Your wall is 3 feet above grade and sits on 42 inch deep footing...don't know about your area but you probably can't get a permit to build it unless it's engineered. If you get it engineered, then all these questions you are having will disappear. Of course there are those who would build it anyway but then you could encounter problems down the road that you don't see at the moment. From your description, this wall needs to be able to withstand the test of time and it's holding back some important features of your home. If this was just holding back landscaping etc. then it probably doesn't matter but this is your home and you should get it done correctly. Again, maybe your area is different but code here reads "anything over 4 feet from bottom of footing to top of wall needs to be engineered." There's a reason that's in the code and I suspect it's because of past retaining wall failures and potential significant loses of either property of life/health issues.

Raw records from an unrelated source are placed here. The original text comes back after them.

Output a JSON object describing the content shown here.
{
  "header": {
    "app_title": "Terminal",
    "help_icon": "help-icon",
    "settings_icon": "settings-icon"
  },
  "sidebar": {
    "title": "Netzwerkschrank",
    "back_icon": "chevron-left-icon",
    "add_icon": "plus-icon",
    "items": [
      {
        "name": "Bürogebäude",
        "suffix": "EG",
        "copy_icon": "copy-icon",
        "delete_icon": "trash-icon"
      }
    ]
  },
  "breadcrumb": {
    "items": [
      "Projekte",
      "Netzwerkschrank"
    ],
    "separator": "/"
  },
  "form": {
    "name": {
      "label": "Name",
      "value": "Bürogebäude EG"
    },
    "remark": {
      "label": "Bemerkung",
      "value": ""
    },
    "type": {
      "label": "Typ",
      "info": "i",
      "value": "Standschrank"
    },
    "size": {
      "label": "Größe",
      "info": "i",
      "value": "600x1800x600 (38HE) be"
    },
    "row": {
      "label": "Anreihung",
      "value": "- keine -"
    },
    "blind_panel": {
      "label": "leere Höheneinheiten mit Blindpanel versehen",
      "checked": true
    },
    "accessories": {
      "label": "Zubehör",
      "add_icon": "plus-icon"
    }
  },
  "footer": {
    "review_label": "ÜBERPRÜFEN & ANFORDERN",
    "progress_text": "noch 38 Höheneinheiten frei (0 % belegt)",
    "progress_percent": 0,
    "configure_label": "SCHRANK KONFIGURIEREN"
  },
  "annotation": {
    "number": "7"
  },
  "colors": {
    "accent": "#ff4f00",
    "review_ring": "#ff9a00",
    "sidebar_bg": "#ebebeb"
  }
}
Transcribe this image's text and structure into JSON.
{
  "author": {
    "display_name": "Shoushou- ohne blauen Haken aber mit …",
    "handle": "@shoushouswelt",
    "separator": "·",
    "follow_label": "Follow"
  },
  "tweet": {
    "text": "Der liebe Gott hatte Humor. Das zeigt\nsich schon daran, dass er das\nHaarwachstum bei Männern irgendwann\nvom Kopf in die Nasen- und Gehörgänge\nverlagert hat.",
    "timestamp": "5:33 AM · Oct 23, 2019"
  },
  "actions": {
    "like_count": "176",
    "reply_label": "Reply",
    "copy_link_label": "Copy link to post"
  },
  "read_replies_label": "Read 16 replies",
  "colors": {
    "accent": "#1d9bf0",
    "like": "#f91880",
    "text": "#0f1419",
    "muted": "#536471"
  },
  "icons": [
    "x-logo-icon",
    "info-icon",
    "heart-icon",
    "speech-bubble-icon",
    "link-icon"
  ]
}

The Code raises it's ugly head once again!
Woodway--According the city I reside in they do not require a permit unless it is an integral part of a dwelling. this dwelling was constructed in 1978 and a year later the then homeowner decided to add a 40x12 ft patio behind the house. The retaining wall constructed out of bridge planks was done soley to permit the patio to be level with the back of the house,due to a sloping lot, not to give support to the rear of the house. So I believe the only engineering necessary is to hold the load of the fill dirt, that has been there for over 25 yrs and to support the edge of the patio. But I appreciate your suggestion of getting professional engineering advice. From the quality of the suggestions in this thread, I feel comfortable that the way it is "engineered" with the footings, rerod and stablizer will hold the dirt and patio for many years to come. Only time will tell, I guess.